Data: 2020-04-05 03:59:33
Temat: Re: Natura kobiet
Od: Izaura <d...@d...net>
Pokaż wszystkie nagłówki
On 2020-04-05 02:36, Jakub A. Krzewicki wrote:
> W dniu niedziela, 5 kwietnia 2020 02:02:08 UTC+2 użytkownik Izaura napisał:
>> On 2020-04-04 09:29, Trybun wrote:
>>> W dniu 02.04.2020 o 01:40, Izaura pisze:
>>>> On 2020-04-01 14:54, Trybun wrote:
>>>>> W dniu 01.04.2020 o 01:21, Izaura pisze:
>>>>>>
>>>>>>>>
>>>>>>>
>>>>>>> Stawiam tezę że to nie on sam a właśnie one były motorem jego
>>>>>>> działania. Jest wręcz niemożliwością uganianie się za kilkoma
>>>>>>> tysiącami kobiet w celu ich "zdobycia". To one na niego leciały a
>>>>>>> on tylko z tego korzystał.
>>>>>>>
>>>>>>
>>>>>> Znaczy, nadawal zrozumiale sygnaly...
>>>>>>
>>>>>> //kilka tysiecy z calej populacji, dla ktorej mogl byc dyspozycyjny,
>>>>>> to niewielki odsetek.
>>>>>>
>>>>>
>>>>> Co dla was kobiet są te sygnały? Wiem z doświadczenia że nie musi
>>>>> chodzić o urodę, bogactwo czy choćby inteligencję. To musi chyba być
>>>>> coś zwierzęco pierwotnego.
>>>>>
>>>>> Mimo wszystko osiągnął wynik duuuużo powyżej przeciętnej.
>>>>>
>>>>>
>>>>
>>>> Mysle, ze to nic spektakularnego, jak chodz o kultury wschodu...

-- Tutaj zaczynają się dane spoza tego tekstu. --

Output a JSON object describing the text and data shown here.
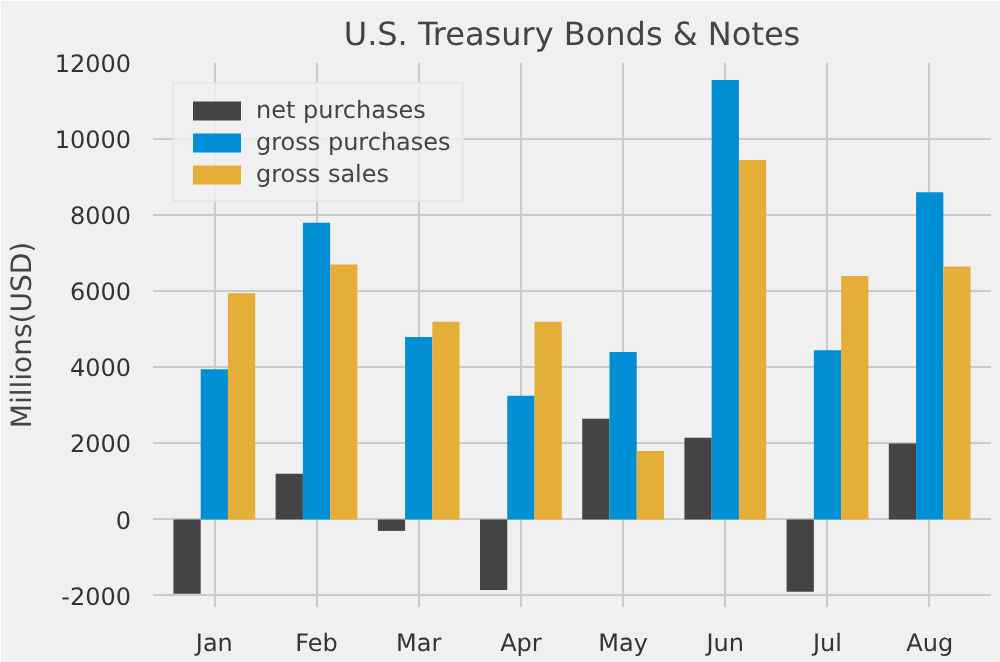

>>>> Taki chinski cesarz mial zwykle po stokilkanascie konkubin a i
>>>> wspolczesnie, w islamskich krajach, niektorzy miewaja po kilkadziesiat
>>>> zon.
>>>>
>>>
>>> To akurat nie kultura o tym świadczy a obowiązujące prawo. I na co tu
>>> się powoływać w przypadku cesarza, myślę że niektórych z tych
>>> "partnerek" on nawet bliżej nie poznał a co tu dopiero mówić o
>>> "konsumpcji" związku..
>>>
>>> A wracając do kultury, daję gwarancję że gdy w Polsce zniosą tradycyjne
>>> związki to zaraz zobaczymy jakie faktycznie są ich wartości. Z jedna
>>> babą zostanie tylko jakiś wymoczek który nie ma innych możliwości.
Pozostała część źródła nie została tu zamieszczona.